Having been acquired, rescued and rebranded as HSBC Innovation Banking, the entity formerly known as Silicon Valley Bank U.K. has released a snapshot of VC investment in Britain. For founders in search of additional capital, the report contains some good news – certainly, investment levels are beginning to rise again. But overall, the study paints a complicated picture, suggesting that new hot sectors are emerging at a time when VCs are focusing on businesses that can balance short-term growth with long-term sustainability.
Since March of this year, HSBC Innovation Banking has been operating as a ring-fenced subsidiary of the HSBC banking group. And as Sonya Lovieno – Head of Venture and Growth Banking – explains, since the acquisition it has been pretty much business as usual. In addition to providing banking services for startups, scaleups and post-IPO businesses, the bank continues to work with partners to provide market reports. The latest research comes at a time when many founders have been struggling to raise additional funds but as Lovieno sees it, there is some light at the end of the tunnel.
“The timing of this report is quite good,” she says. “Two months ago there might not not have been so many optimistic elements.”
Interest Rate Stability
Certainly the economic backdrop has changed. “In the US, EU and UK, central banks have signaled that they are more or less done with rate rises and that rates will remain for some time,” says Lovieno.
And while the prospect of high borrowing rates long into the medium term may not fill the hearts of business owners with unalloyed joy, at least some kind of stability is returning, allowing businesses and investors to plan for the future.
There are also more IPOs. “That is enabling VCs to benchmark valuations,” says Lovieno.
So what does this mean in practical terms? The report – prepared in partnership with Dealroom records an upturn in investment quarter-on-quarter. In the third quarter $4.9 billion of investment capital was allocated, representing a rise of 14% from the previous three month period.

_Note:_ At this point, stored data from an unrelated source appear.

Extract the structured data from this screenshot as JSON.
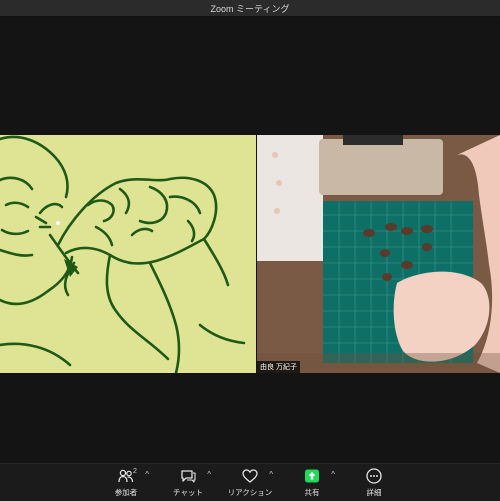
{
  "window": {
    "title": "Zoom ミーティング"
  },
  "tiles": [
    {
      "kind": "illustration",
      "name": ""
    },
    {
      "kind": "camera",
      "name": "由良 万紀子"
    }
  ],
  "toolbar": {
    "participants": {
      "label": "参加者",
      "count": "2",
      "icon": "participants-icon"
    },
    "chat": {
      "label": "チャット",
      "icon": "chat-icon"
    },
    "reactions": {
      "label": "リアクション",
      "icon": "heart-icon"
    },
    "share": {
      "label": "共有",
      "icon": "share-screen-icon",
      "color": "#23d959"
    },
    "more": {
      "label": "詳細",
      "icon": "more-icon"
    },
    "caret": "^"
  }
}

It’s not all good news, however. While early stage investment has remained strong, the report finds that later-stage investment has meaningfully slowed. This may exacerbate one of the problems the U.K. has traditionally had. Businesses often struggle at the very point at which they need to find larger sums of money to support scaling.
New Hot Sectors Are Emerging
For many years, fintech has been the poster child for Britain’s innovation economy. It’s still an important segment but HSBC Innovation Banking’s report suggests investor attention is shifting. The climate crisis is undoubtedly playing a part. The top segments in 2023 include energy storage and green energy, with biotech, mobility and Deeptech also at the top of the rankings.
And on the face of it, there appears to have been a shift in investor preferences. The report finds that around 43 percent of investment in startups has gone into manufacturing, against 20 percent into marketplaces and e-commerce and 37 percent going towards SaaS. That might come as a bit of a surprise given that manufacturing tends to require larger sums of money, often with a longer timescale before a return is delivered.
So does this represent a sea change? Well, perhaps the trend is less about investors turning their backs on software and rushing towards hardware and more about the simple fact that technologies such as green energy and batteries require investment on a larger scale. This skews the figures.
“The main investment in manufacturing is going into climatetech and energy,” says Lovieno. “These require more capital, so you see an upsurge in investment.”
Growth In The Regions
According to the report, Belfast, Glasgow and Birmingham are the fastest-growing cities for investment. Lovieno says this is due in part to greater efforts by universities outside the established tech hubs. They are nurturing research-based startups and providing accelerators and funding. The growth may be from a low base in some cases but it is encouraging.
Stepping back to look at the bigger picture, there is a long way to go before we can safely say that VC investment is on the road to recovery. The report suggests that investment levels for the year as a whole will be on a par with 2020, rather than 2021 or 2022. And while VCs have been raising funds – and thus have capital to invest – they are being picky.
“Top-line growth is no longer good enough,” says Lovieno. Yes, investors are looking for growth, but they also want to see evidence that businesses have trading models that can be sustained profitably over the long term.
And there are headwinds. Lovieno cites the business-to-business sector. “Startups are finding it takes longer to sign contracts with corporate customers,” she says.
One result of this might be that existing investors will only support the top-performing businesses within their portfolios. Startups may need to seek investment from external sources. Or indeed, find alternatives to equity, with debt as an option.
Overall, the U.K. retains its place as the top destination for VC funding, although it’s worth noting that since 2019, growth has been stronger in France, Sweden, Spain and Norway. But patterns of investment have been changing and this will affect the ability of founders to raise capital.